“Invitation to believe in the other” Panamanian Archbishop

by | Nov 6, 2012 | Justice and Peace

“As Church,” the Archbishop of Panama stated, “we have initiated a  program called, “the Panama that we desire”. He calls for people to  “believe in the other”, “believe in freedom” , “the value of truth”  and “plan a future that includes all Panamanians.” As one reads this message celebrating Independence Day in Panama, it is evident how this program applies to more than just Panama.

“Let us begin with social reconciliation among all the sectors of society and with strengthening our ability to enter into dialogue with others.  We must recognize that social reconciliation does not mean that we look at history as though the past never happened.  Rather reconciliation is a process in which individuals who live in confrontational situations put aside the destructive elements of their relationship and together seek new constructive forms that will enable them to repair the past, build the present and prepare for the future.”

These words of exhortation were proclaimed by the Archbishop of Panama, José Domingo Ulloa Mendieta on the occasion of the 109th anniversary of the independence of Panama.

During the Te Deum which was celebrated in the Metropolitan Cathedral, Archbishop Ulloa also stated: another one of our tasks is to once again “believe in the other” and recover this value of trust that allows us to relate with one another, to respect our differences because our relationship is founded on the truth, on a sincere and transparent dialogue.  He then explained that dialogue does not mean we convince another but rather that we seek a consensus in order to achieve the common good.

The Archbishop also said that “it is imperative that we believe in freedom” as an essential dimension of the human person and as an inherent gift that is bestowed on men and women.  This freedom is necessary in order for people to fulfill their transcendent vocation as they journey through history.  This gift of freedom leads to civic participation in society, that is, effective participation in the economic, social and political order.

The Archbishops reflected on “the value of truth” and highlighted the fact that “the trust is essential for justice and for the rebuilding of society.”  This reality is confirmed by Benedict XVI when he stated: where lies and falsehood are sown, suspicion and divisions flourish and the possibility for peaceful social relationships become suffocated. 

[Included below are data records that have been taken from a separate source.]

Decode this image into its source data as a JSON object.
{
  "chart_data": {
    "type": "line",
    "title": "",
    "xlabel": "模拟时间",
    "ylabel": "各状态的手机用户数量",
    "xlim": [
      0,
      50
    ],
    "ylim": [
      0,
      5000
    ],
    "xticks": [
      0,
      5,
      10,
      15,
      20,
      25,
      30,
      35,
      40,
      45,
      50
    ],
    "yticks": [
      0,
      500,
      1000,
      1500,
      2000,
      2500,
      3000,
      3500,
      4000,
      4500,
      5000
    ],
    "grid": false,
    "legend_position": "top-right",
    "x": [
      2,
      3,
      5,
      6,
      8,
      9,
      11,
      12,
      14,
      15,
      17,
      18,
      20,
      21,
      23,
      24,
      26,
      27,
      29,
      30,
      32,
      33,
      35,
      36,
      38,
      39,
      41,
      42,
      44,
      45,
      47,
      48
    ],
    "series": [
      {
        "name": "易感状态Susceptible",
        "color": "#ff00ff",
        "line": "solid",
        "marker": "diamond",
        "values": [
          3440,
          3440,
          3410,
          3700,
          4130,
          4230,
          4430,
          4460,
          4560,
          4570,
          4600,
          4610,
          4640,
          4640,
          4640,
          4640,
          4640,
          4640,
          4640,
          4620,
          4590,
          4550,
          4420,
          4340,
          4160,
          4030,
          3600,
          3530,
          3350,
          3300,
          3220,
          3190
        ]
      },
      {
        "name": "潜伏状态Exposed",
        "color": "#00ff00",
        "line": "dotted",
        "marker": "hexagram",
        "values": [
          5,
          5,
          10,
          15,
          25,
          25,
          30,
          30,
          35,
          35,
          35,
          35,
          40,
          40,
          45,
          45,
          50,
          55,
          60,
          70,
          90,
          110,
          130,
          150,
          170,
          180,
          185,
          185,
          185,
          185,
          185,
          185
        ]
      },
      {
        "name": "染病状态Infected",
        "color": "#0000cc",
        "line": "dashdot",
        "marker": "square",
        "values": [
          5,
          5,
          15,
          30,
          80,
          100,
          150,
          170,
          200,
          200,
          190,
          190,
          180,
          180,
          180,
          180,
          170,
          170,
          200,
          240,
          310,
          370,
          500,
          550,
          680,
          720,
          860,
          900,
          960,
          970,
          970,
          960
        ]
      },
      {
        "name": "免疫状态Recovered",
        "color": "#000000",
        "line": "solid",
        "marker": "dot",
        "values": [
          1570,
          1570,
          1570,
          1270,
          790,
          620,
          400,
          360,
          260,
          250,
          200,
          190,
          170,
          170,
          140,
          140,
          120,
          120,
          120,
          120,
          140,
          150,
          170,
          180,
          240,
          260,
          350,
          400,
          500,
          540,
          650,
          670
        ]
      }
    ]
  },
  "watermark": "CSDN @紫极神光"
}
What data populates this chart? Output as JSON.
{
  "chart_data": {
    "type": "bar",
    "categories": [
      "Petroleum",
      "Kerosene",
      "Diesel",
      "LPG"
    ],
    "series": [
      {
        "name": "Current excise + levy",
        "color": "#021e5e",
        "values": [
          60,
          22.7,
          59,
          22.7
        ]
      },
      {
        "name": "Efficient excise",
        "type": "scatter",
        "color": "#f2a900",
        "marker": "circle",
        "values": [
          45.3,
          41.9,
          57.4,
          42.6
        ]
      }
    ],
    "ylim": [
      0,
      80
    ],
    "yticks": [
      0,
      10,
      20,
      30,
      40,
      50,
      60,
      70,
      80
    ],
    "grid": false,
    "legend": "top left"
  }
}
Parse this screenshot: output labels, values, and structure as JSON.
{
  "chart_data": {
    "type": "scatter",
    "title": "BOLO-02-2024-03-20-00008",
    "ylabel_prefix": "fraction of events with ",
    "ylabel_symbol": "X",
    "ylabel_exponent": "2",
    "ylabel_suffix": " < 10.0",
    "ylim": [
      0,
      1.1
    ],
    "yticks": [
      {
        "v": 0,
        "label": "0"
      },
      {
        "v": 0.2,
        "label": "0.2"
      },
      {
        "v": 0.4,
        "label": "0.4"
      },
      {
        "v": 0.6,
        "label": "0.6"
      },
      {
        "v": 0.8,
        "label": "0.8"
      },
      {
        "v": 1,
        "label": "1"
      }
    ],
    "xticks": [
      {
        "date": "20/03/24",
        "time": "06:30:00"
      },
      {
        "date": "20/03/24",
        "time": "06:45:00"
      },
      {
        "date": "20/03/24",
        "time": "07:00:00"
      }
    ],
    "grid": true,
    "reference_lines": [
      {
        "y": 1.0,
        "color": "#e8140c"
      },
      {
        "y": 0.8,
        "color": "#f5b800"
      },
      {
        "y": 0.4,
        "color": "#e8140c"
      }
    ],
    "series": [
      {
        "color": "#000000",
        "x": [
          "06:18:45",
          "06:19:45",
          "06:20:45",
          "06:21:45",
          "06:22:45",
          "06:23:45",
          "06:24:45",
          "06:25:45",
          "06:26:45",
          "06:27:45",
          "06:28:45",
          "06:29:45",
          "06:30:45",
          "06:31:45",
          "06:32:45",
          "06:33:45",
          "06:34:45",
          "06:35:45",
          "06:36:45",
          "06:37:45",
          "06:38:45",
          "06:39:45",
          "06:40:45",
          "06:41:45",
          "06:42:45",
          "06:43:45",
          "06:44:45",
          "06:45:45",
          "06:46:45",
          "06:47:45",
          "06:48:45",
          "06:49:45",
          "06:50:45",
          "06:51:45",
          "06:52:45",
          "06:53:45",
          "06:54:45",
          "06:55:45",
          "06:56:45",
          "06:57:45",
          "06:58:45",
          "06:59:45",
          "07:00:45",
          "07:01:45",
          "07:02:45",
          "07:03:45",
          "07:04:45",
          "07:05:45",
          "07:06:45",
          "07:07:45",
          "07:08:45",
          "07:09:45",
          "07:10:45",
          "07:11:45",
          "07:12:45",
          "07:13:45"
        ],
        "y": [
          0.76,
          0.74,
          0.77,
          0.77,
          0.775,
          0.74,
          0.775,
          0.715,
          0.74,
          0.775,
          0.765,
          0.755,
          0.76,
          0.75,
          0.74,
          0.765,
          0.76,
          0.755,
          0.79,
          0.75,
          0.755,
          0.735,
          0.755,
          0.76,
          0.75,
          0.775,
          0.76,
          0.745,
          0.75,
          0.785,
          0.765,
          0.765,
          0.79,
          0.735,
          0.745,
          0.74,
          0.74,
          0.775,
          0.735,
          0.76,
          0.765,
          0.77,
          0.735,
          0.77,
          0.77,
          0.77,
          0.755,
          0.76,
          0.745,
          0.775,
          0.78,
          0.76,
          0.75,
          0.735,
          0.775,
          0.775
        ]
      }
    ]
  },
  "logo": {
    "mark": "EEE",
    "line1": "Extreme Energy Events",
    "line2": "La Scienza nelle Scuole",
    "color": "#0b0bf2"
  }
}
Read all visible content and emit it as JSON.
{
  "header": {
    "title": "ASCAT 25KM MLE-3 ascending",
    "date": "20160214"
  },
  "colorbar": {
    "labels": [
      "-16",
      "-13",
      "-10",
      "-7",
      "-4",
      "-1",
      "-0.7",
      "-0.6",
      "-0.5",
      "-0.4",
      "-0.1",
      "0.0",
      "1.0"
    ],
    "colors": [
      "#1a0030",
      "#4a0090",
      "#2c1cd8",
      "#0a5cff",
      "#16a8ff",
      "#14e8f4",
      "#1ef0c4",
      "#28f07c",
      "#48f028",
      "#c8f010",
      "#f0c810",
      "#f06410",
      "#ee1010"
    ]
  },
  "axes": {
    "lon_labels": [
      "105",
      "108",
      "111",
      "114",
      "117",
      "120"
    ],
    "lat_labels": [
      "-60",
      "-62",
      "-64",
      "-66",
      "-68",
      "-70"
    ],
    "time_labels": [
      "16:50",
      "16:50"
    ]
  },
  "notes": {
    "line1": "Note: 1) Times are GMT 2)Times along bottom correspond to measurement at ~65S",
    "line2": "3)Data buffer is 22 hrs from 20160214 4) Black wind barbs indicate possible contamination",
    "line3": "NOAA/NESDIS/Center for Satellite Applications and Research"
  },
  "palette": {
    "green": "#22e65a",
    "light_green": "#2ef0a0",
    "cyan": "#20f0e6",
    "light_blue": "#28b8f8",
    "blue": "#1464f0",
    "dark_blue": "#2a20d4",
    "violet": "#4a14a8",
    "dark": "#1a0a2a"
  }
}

The Archbishop also said that “we need a plan for the nation, a plan that reaffirms our common identity, that establishes public policy through consensus and agreement that will endure beyond various changes in government and that will also become reference points for the Nation.”

Therefore” we must look at our past history in order to plan a future that includes all Panamanians.”

As Church, he stated, “we have initiated a  program called, “the Panama that we desire” … this initiative was begun by a group of Catholic professionals that we are accompanying.  This initiative is based on the Christian ideal that is impregnated with a Panamanian perspective.  At the same time this initiative is open to everyone, including non-Christians, because we are convinced that this process will enable us to reinvent ourselves, to rebuild ourselves as a nation and to recover our dreams and find a path that will enable these dreams to become a reality.”

We must all engage in the task of rebuilding Panama.  We have an obligation to engage in this task every day, to engage in this task honestly, giving consideration to the interests of others before our own interests.  This supposes an attitude of heroism so that we do not grow weary, so that in our concrete situation we believe and hope that, with the grace of God, we can give our children a new Panama.  Therefore it is important that we move beyond words and dreams.